Similar to a previous study [1], an association between hypertension and the total CVD mortality risk was observed in the entire study population and became clearer in the younger population. Considering its lifetime risk [8, 10, 11], the prevention of hypertension at a younger age is crucial. A previous study of untreated early to middle-aged adults (mean age: 41.3 years) demonstrated that the BP categories that we adopted were strongly associated with CVD event risk, with the elevated BP group showing the highest PAF of 17.8% [12]. The baseline of the previous study was 2010–2011, whereas that of our study was around the 1990s. With advances in hypertension management and improved treatment rates since the 1990s, BP levels in untreated individuals in Japan have likely decreased [2]. Consequently, populations with high PAFs for CVD may have shifted toward lower BP levels in recent years.

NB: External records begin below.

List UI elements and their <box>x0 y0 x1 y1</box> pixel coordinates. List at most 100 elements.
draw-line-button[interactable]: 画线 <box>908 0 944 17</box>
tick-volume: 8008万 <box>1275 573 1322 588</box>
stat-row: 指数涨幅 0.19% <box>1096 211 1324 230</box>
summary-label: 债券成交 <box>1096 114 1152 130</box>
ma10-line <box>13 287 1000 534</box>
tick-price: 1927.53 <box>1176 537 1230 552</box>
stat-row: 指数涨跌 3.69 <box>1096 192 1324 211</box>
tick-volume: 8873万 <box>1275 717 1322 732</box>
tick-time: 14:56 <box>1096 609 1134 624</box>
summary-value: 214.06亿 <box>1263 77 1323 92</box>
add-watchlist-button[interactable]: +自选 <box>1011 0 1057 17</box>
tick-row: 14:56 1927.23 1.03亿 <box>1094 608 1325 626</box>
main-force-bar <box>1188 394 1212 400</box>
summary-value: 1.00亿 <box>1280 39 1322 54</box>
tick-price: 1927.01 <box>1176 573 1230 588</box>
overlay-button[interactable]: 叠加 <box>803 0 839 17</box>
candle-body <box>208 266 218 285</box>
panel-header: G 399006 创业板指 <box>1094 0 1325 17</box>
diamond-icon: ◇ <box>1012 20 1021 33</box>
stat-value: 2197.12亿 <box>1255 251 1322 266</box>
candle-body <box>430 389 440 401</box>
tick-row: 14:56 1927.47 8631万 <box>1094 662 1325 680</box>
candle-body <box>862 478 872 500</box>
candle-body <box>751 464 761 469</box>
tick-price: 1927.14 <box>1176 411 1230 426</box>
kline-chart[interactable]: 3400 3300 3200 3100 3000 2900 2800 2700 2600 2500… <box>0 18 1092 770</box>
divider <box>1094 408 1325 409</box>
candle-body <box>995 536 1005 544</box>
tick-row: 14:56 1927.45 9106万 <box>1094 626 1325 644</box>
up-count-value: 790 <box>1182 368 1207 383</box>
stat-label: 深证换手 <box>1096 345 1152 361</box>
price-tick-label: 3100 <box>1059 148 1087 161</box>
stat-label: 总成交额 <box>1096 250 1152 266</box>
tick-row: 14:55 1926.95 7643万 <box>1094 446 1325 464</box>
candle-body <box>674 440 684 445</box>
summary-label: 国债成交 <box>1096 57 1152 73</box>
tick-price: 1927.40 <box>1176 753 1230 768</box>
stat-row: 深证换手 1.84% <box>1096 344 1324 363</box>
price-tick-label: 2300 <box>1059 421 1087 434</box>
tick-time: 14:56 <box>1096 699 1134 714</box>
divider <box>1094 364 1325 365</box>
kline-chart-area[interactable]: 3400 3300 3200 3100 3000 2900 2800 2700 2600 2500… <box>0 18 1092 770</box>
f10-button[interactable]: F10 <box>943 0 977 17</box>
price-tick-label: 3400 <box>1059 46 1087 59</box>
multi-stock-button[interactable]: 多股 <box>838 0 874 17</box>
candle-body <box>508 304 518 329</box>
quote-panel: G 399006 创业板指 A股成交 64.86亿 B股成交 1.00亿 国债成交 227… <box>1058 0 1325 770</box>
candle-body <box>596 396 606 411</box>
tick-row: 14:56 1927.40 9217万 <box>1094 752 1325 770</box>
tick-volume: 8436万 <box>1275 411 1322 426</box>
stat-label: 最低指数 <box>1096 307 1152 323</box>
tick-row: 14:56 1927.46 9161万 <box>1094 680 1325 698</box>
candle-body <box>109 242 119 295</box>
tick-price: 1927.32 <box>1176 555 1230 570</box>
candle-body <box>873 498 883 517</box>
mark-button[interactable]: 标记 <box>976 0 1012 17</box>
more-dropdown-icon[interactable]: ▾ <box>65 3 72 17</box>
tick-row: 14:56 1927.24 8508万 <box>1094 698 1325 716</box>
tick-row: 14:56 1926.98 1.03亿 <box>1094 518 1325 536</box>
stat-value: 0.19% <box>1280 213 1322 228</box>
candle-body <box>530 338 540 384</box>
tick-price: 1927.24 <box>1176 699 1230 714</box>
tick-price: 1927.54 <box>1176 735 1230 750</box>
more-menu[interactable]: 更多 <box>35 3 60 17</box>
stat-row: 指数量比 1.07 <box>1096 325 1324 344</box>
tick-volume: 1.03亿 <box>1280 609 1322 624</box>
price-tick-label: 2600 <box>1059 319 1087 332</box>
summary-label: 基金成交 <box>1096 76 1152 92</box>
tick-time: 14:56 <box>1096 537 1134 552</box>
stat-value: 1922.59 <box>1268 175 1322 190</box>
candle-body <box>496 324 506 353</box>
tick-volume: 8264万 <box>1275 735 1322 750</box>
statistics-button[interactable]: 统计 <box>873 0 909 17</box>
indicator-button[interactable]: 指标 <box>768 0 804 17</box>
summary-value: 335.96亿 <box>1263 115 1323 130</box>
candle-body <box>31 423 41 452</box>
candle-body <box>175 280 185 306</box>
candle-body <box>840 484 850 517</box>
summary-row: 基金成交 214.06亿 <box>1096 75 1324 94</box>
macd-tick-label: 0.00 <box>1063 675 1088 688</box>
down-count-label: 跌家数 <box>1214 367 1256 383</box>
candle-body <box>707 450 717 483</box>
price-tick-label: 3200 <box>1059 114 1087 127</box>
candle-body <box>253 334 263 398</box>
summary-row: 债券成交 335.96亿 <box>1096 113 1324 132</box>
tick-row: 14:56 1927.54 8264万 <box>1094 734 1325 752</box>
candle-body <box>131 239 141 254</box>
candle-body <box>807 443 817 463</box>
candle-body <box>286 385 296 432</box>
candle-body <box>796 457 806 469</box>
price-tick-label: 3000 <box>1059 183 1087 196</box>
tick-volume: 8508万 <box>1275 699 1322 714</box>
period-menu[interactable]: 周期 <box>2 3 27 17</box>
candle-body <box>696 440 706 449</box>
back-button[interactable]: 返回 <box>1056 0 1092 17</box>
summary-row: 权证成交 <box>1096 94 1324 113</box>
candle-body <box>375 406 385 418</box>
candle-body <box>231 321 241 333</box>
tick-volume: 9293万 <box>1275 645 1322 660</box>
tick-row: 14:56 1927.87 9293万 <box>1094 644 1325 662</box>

Regarding CVD subtypes, the PAF of high BP was markedly higher for intracerebral hemorrhage than for the other subtypes. This may be because high BP can directly cause intracerebral hemorrhage with relatively less influence from other CVD risk factors [13].
The attenuated association between BP and total CVD mortality risk in participants aged 65–89 years may be attributed to the inclusion of individuals with decreased BP due to adverse health conditions in the non-hypertensive older adult population. Another possible explanation is survival bias, because the older age group likely excluded individuals who had died from CVD due to severe hypertension before reaching that age. Nevertheless, the total CVD mortality risk of hypertension remained substantial, with a PAF of 29.5% in participants aged 65–89 years. The contribution of hypertension to the total CVD burden remains considerable, even in the older adult population, given its high absolute risk.
Perspective of Asia
The present results of elevated CVD risks according to higher BP have significant implications for preventive strategies across Asia, especially for younger populations. Asian populations traditionally have higher stroke rates compared to Western populations [13], with hypertension being a major contributing factor [2]. The findings regarding the high PAF for CVD mortality in hypertensive individuals suggest that the prevention of hypertension could substantially reduce the proportion of CVD in Asian populations.
Limitations
This study has certain limitations. First, the pooled data did not include the participants’ status during follow-up. Participants with high BP must have been treated with antihypertensive medications. Second, this study was based on office BP measurements obtained on a single occasion. Third, our analysis was limited to the mortality outcomes. The Japan Arteriosclerosis Longitudinal Study (JALS) demonstrated similar associations between BP categories and the incidence of stroke and myocardial infarction, although this previous study did not examine age-stratified analyses [14]. Finally, although salt intake and physical activity levels were potential confounders, the data on these factors were not included in the present database. In particular, the salt intake in Japan during the 1990s, when this study’s baseline survey was performed, was high and could have had a substantial impact.
Conclusion
In conclusion, this updated analysis of the EPOCH-JAPAN study demonstrated an association between the latest BP classification and the total CVD mortality risk, particularly in younger populations. Furthermore, given the high PAF for total CVD mortality in individuals with hypertension, our findings underscore the critical importance of early prevention and management of hypertension. Complete prevention of hypertension has been estimated to reduce total CVD mortality by approximately 50% and 30% in non-older and older adult populations, respectively.